The HTC deal is a great start for tiny VRE. Now it needs more deals. It needs to partner up with big American and European vendors to push Engage out to their clients.

The deals with vendors, and HTC, will make or break VRE. As we’ve seen, it’s grown revenue very slowly in the last three years. And it’s losing money. It burned €2.1 million last year. 
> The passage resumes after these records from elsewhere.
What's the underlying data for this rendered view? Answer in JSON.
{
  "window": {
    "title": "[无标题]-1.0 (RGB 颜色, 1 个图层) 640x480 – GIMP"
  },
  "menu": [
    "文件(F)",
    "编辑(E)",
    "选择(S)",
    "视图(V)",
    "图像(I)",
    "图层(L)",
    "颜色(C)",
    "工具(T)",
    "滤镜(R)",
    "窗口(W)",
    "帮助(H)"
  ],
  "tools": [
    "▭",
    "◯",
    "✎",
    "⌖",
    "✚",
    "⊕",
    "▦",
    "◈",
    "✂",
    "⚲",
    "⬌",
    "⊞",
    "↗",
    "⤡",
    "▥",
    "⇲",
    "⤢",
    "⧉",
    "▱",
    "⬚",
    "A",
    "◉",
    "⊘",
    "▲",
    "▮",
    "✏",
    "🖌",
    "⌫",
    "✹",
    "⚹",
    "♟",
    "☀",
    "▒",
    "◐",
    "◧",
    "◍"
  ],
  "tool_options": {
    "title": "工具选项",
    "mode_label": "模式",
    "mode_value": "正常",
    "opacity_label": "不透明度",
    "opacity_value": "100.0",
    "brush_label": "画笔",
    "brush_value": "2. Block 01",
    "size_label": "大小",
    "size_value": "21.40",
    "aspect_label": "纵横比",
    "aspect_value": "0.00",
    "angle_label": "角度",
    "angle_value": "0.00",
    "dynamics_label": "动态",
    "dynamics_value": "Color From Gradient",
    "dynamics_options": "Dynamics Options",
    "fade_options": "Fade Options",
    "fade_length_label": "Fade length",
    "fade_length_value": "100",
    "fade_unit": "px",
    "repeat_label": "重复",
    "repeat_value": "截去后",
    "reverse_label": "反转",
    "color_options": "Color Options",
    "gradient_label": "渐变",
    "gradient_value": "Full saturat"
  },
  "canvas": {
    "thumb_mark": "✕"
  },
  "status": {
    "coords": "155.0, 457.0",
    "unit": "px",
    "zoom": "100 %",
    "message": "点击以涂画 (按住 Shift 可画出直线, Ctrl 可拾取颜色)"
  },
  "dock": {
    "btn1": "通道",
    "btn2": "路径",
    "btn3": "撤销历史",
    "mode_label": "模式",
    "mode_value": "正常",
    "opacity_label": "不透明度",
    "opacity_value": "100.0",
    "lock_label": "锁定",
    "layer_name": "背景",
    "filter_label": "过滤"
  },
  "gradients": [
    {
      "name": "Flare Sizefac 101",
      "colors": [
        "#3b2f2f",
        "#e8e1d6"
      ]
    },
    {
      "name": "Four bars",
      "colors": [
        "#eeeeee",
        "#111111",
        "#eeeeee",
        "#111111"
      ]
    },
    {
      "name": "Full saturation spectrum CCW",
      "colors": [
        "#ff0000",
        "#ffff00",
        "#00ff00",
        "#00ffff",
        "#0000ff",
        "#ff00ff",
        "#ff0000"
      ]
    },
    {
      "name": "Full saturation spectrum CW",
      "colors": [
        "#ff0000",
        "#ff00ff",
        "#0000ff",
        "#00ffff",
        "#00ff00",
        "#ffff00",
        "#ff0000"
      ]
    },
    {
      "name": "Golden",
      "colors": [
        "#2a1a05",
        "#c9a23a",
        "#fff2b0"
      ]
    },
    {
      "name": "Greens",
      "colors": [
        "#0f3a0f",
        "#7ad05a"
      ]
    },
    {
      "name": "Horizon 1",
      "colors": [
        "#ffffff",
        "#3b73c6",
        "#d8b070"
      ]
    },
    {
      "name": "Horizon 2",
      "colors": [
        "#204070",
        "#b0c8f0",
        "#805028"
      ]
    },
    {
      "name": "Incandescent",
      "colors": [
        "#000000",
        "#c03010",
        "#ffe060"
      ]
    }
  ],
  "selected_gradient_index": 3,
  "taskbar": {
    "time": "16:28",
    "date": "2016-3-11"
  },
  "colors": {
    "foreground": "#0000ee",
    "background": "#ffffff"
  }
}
The good news is that its product is built, so there isn’t a big chunk of R&D spending coming down the track. It doesn’t need to invest a lot in a sales team. And it’s debt-free. So it should be able to hang in there for a few years while it finds new vendors to partner with. If sales from HTC come through, it might even turn cash flow-positive this year. 

Like virtual reality technology itself, VRE’s commercial success seems tantalisingly close. But it’s not here yet.